Caro petisso, l’avevamo preparata alla grande la festa dei tuoi 90 anni, il 28 luglio prossimo, ma, di’ la verità, ti eri stufato di soffrire per quel nodino su una corda vocale che ti procurava dolori lancinanti e per tutti gli altri accidenti di questi ultimi dieci anni tra casa e ospedali. Continuavi a dire Ornella, Ornella perché non mi vuoi, perché non mi prendi, perché non torniamo insieme? Volevi proprio raggiungerla la tua amatissima Ornella che se ne andò a metà degli anni Ottanta, giovane e bellissima, uccisa da un male cattivo.
L’avevamo preparata alla grande la giornata dei tuoi 90 anni con Vinicio, Canè, Nando Pennino, Montefusco e Juliano, i tuoi ragazzi, Gianni Barone, Mimmo Ronga, Mario Pesce e gli altri amici. Avevamo predisposto anche una batteria di fuochi artificiali sul terrazzo della tua casa in via Manzoni che s’affaccia sul San Paolo.
Quanti ricordi in quello stadio anche se tu, a Fuorigrotta, hai giocato appena nove partite, rischiando di perdere un occhio in uno scontro di gioco, dopo le 231 giocate al Vomero. Perché tu sei stato l’ala sinistra della collina e la tua prima abitazione napoletana era all’ultimo piano di un palazzo di piazzetta Arenella, angolo via Giacinto Gigante, l’appartamento che comprasti con i sei milioni del primo ingaggio del Napoli che t’aveva preso dal Novara.
La festa non si farà perché, oggi, è un mese esatto che hai voluto lasciarci. Sei volato da Ornella, la tua adorata moglie (viaggio di nozze sulla costiera amalfitana e subito in ritiro col Napoli di Monzeglio, primo raduno all’Hotel Parker’s del corso Vittorio Emanuele, estate del 1952).
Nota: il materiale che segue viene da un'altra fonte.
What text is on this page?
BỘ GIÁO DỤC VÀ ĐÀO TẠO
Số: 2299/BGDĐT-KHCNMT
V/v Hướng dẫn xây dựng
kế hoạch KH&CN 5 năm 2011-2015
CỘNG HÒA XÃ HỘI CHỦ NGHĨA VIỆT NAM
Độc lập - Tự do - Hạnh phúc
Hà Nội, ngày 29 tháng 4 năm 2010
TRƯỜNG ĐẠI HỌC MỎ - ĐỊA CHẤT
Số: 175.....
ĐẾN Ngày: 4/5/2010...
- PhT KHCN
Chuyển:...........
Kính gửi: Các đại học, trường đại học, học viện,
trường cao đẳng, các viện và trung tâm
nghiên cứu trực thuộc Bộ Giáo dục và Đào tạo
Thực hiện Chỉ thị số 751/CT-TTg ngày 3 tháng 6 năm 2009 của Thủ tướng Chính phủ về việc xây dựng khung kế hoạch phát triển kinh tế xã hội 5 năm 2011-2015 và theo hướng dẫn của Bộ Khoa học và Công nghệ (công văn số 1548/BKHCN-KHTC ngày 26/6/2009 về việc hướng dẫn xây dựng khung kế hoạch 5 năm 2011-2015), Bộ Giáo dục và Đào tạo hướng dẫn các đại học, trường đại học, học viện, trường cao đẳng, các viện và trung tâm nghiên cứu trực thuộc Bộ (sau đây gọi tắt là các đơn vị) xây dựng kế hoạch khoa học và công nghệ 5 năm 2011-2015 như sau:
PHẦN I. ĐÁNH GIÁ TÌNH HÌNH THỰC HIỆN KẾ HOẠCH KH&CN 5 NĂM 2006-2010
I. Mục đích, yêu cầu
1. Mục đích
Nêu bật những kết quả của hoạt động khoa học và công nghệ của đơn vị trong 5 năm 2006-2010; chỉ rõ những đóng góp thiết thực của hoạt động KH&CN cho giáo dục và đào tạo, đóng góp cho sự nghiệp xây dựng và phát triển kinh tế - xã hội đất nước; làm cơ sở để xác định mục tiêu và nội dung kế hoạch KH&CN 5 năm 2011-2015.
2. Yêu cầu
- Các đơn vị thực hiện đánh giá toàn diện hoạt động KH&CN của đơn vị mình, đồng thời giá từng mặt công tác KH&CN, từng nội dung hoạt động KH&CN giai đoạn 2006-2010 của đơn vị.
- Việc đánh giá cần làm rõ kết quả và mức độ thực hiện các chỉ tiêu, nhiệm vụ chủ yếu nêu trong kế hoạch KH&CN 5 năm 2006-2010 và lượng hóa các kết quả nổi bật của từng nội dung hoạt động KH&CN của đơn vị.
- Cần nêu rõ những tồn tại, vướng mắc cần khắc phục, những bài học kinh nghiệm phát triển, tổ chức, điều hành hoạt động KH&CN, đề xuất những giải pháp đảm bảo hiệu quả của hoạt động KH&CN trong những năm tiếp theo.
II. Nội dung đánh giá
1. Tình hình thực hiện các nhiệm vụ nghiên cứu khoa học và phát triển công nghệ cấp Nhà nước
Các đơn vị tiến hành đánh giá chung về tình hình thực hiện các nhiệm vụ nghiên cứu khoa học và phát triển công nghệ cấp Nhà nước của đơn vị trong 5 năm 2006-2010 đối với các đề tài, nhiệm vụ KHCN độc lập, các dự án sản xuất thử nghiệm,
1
È probabile che, su un tappeto di nuvole, starai giocando con quelli del Grande Torino che sono lassù dal giorno del disastro aereo di Superga. Allo stadio Flaminio, quand’eri alla Roma, avevi giocato contro quella fantastica squadra e mi raccontavi di Maroso, il terzino granata che non ne avevi più visto uno uguale, puro artista del pallone.
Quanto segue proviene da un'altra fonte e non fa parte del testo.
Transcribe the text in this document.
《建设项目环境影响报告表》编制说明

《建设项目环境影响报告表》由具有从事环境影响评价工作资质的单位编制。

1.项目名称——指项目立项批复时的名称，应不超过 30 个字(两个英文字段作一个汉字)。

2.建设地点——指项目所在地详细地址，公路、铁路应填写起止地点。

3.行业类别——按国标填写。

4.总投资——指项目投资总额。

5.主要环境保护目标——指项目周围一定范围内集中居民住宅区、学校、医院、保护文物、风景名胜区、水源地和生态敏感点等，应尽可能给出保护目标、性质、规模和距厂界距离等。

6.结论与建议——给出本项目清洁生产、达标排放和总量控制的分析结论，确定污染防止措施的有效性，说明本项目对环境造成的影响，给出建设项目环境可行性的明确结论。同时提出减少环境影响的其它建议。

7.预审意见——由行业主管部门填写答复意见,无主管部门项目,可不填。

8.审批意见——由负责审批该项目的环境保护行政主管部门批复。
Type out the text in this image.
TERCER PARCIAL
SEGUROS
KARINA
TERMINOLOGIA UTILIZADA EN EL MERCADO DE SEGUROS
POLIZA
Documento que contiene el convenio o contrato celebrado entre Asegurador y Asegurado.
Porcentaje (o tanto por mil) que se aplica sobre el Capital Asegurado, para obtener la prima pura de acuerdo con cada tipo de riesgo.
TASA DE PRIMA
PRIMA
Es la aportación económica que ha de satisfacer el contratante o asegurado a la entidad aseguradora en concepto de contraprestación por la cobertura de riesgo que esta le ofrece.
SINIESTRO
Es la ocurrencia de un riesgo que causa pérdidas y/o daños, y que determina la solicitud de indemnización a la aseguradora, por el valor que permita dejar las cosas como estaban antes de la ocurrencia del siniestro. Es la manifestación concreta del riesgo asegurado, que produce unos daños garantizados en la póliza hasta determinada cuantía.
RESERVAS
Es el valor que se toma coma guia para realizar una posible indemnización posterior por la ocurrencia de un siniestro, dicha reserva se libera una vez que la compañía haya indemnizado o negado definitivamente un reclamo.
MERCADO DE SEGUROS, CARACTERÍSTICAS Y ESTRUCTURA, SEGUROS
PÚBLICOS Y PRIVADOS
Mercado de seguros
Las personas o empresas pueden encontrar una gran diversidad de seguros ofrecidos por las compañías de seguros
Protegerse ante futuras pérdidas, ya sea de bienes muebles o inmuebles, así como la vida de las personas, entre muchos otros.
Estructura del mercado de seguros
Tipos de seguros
Accidenti, petisso, i ricordi e quei tuoi lunghi racconti notturni a noi che eravamo i tuoi alunni della luna. Cominciarono al “Ragno d’oro”, in Piazza Medaglie d’Oro al Vomero, le notti interminabili in cui ci raccontavi il calcio e ti volemmo subito bene perché il tuo cuore era buono e generoso, i tuoi occhi brillavano di innocente furbizia e la cantilena castigliana di “napoletano nato casualmente a Buenos Aires” ci affascinava tutti.
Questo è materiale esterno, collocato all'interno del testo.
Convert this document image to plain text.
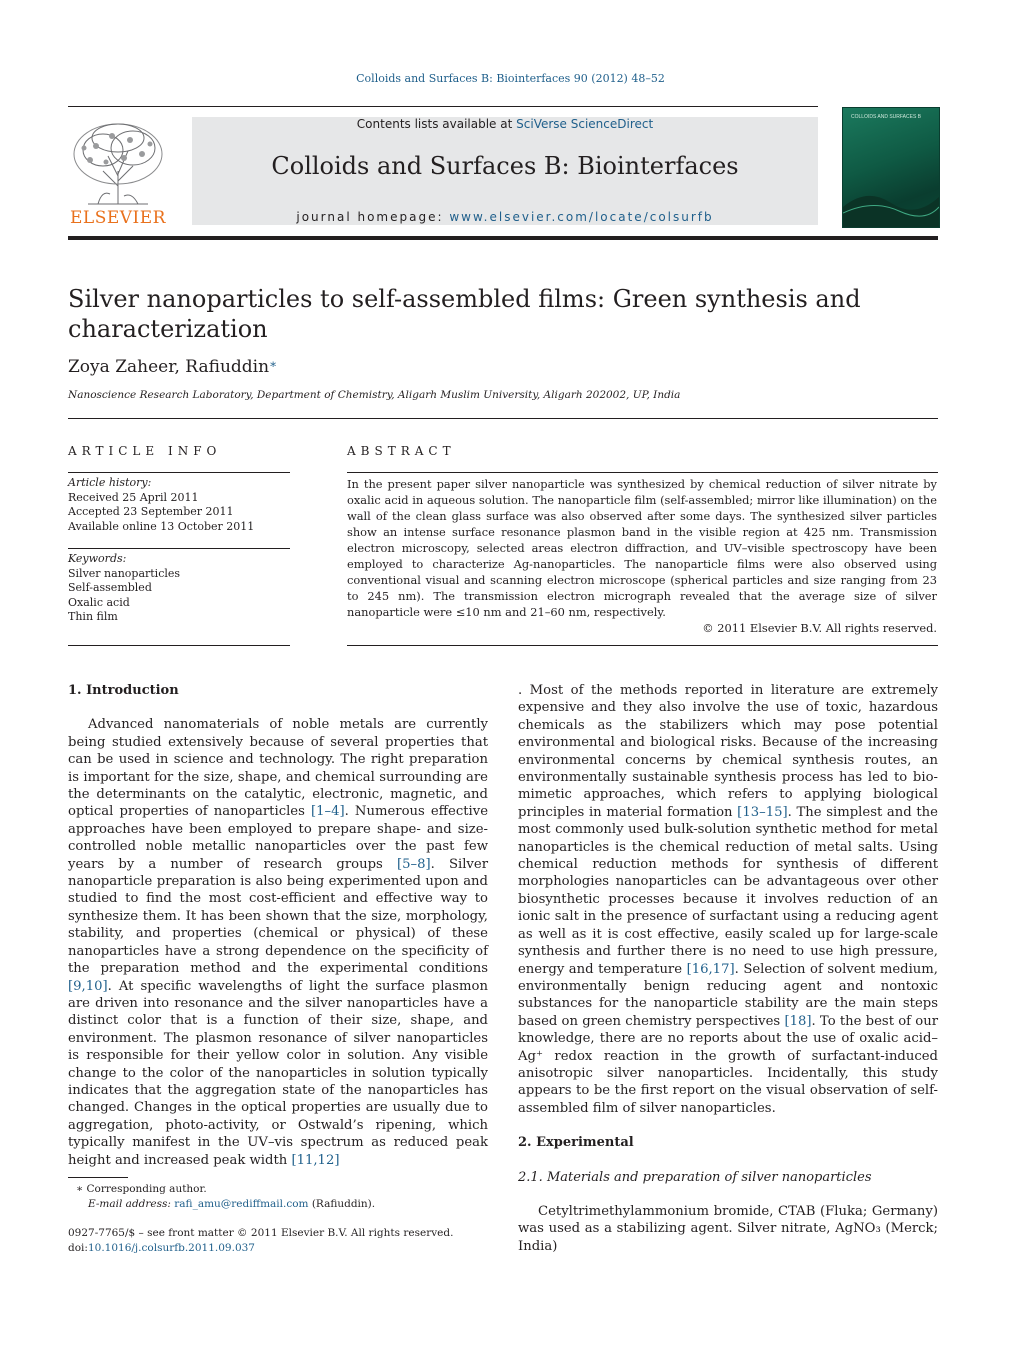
Colloids and Surfaces B: Biointerfaces 90 (2012) 48–52
ELSEVIER
Contents lists available at SciVerse ScienceDirect
Colloids and Surfaces B: Biointerfaces
journal homepage: www.elsevier.com/locate/colsurfb
COLLOIDS AND SURFACES B
Silver nanoparticles to self-assembled films: Green synthesis and characterization
Zoya Zaheer, Rafiuddin∗
Nanoscience Research Laboratory, Department of Chemistry, Aligarh Muslim University, Aligarh 202002, UP, India
ARTICLE INFO
Article history:
Received 25 April 2011
Accepted 23 September 2011
Available online 13 October 2011
Keywords:
Silver nanoparticles
Self-assembled
Oxalic acid
Thin film
ABSTRACT
In the present paper silver nanoparticle was synthesized by chemical reduction of silver nitrate by oxalic acid in aqueous solution. The nanoparticle film (self-assembled; mirror like illumination) on the wall of the clean glass surface was also observed after some days. The synthesized silver particles show an intense surface resonance plasmon band in the visible region at 425 nm. Transmission electron microscopy, selected areas electron diffraction, and UV–visible spectroscopy have been employed to characterize Ag-nanoparticles. The nanoparticle films were also observed using conventional visual and scanning electron microscope (spherical particles and size ranging from 23 to 245 nm). The transmission electron micrograph revealed that the average size of silver nanoparticle were ≤10 nm and 21–60 nm, respectively.
© 2011 Elsevier B.V. All rights reserved.

1. Introduction

Advanced nanomaterials of noble metals are currently being studied extensively because of several properties that can be used in science and technology. The right preparation is important for the size, shape, and chemical surrounding are the determinants on the catalytic, electronic, magnetic, and optical properties of nanoparticles [1–4]. Numerous effective approaches have been employed to prepare shape- and size-controlled noble metallic nanoparticles over the past few years by a number of research groups [5–8]. Silver nanoparticle preparation is also being experimented upon and studied to find the most cost-efficient and effective way to synthesize them. It has been shown that the size, morphology, stability, and properties (chemical or physical) of these nanoparticles have a strong dependence on the specificity of the preparation method and the experimental conditions [9,10]. At specific wavelengths of light the surface plasmon are driven into resonance and the silver nanoparticles have a distinct color that is a function of their size, shape, and environment. The plasmon resonance of silver nanoparticles is responsible for their yellow color in solution. Any visible change to the color of the nanoparticles in solution typically indicates that the aggregation state of the nanoparticles has changed. Changes in the optical properties are usually due to aggregation, photo-activity, or Ostwald’s ripening, which typically manifest in the UV–vis spectrum as reduced peak height and increased peak width [11,12]

. Most of the methods reported in literature are extremely expensive and they also involve the use of toxic, hazardous chemicals as the stabilizers which may pose potential environmental and biological risks. Because of the increasing environmental concerns by chemical synthesis routes, an environmentally sustainable synthesis process has led to bio-mimetic approaches, which refers to applying biological principles in material formation [13–15]. The simplest and the most commonly used bulk-solution synthetic method for metal nanoparticles is the chemical reduction of metal salts. Using chemical reduction methods for synthesis of different morphologies nanoparticles can be advantageous over other biosynthetic processes because it involves reduction of an ionic salt in the presence of surfactant using a reducing agent as well as it is cost effective, easily scaled up for large-scale synthesis and further there is no need to use high pressure, energy and temperature [16,17]. Selection of solvent medium, environmentally benign reducing agent and nontoxic substances for the nanoparticle stability are the main steps based on green chemistry perspectives [18]. To the best of our knowledge, there are no reports about the use of oxalic acid–Ag⁺ redox reaction in the growth of surfactant-induced anisotropic silver nanoparticles. Incidentally, this study appears to be the first report on the visual observation of self-assembled film of silver nanoparticles.

2. Experimental

2.1. Materials and preparation of silver nanoparticles

Cetyltrimethylammonium bromide, CTAB (Fluka; Germany) was used as a stabilizing agent. Silver nitrate, AgNO₃ (Merck; India)

∗ Corresponding author.
E-mail address: rafi_amu@rediffmail.com (Rafiuddin).
0927-7765/$ – see front matter © 2011 Elsevier B.V. All rights reserved.
doi:10.1016/j.colsurfb.2011.09.037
La ricordo bene la tua cantilena quando snocciolavi i nomi del leggendario River Plate “… e Munoz, e Moreno, e Pedernera, e Labruna, e Loustau …” e tu nelle giovanili del River avevi giocato con Di Stefano. Chi mi racconta più il calcio come sapevi fare solo tu, menestrello del pallone, mandandoci tutti al diavolo quando ti interrompevamo, “ … e che ne sapete voi!”.
Una vita insieme e quel tuo cuore azzurro, il più azzurro di tutti, legatissimo a Napoli e al Napoli per il quale, da allenatore, hai gioito e di più sofferto spargendo centinaia di cicche tutt’attorno alla panchina, quel tuo milione di sigarette, il fumo che ti ha procurato tutti i danni degli ultimi anni. Ma non cedevi mai, tornando più vispo e allegro da ogni ricovero in ospedale per riprendere i tuoi racconti. Finché non ne hai potuto più e il cuore ha ceduto.
Oggi, gli amici ti ricorderanno alla messa che si terrà alla Basilica di Capodimonte alle ore 19. E, con gli altri, ci sarà tuo figlio Roberto, e ci sarà Rodriga la badante romena che ti ha assistito negli ultimi cinque anni con la dedizione e l’affetto di una sorella. Ciao, petisso, non ti scorderemo mai.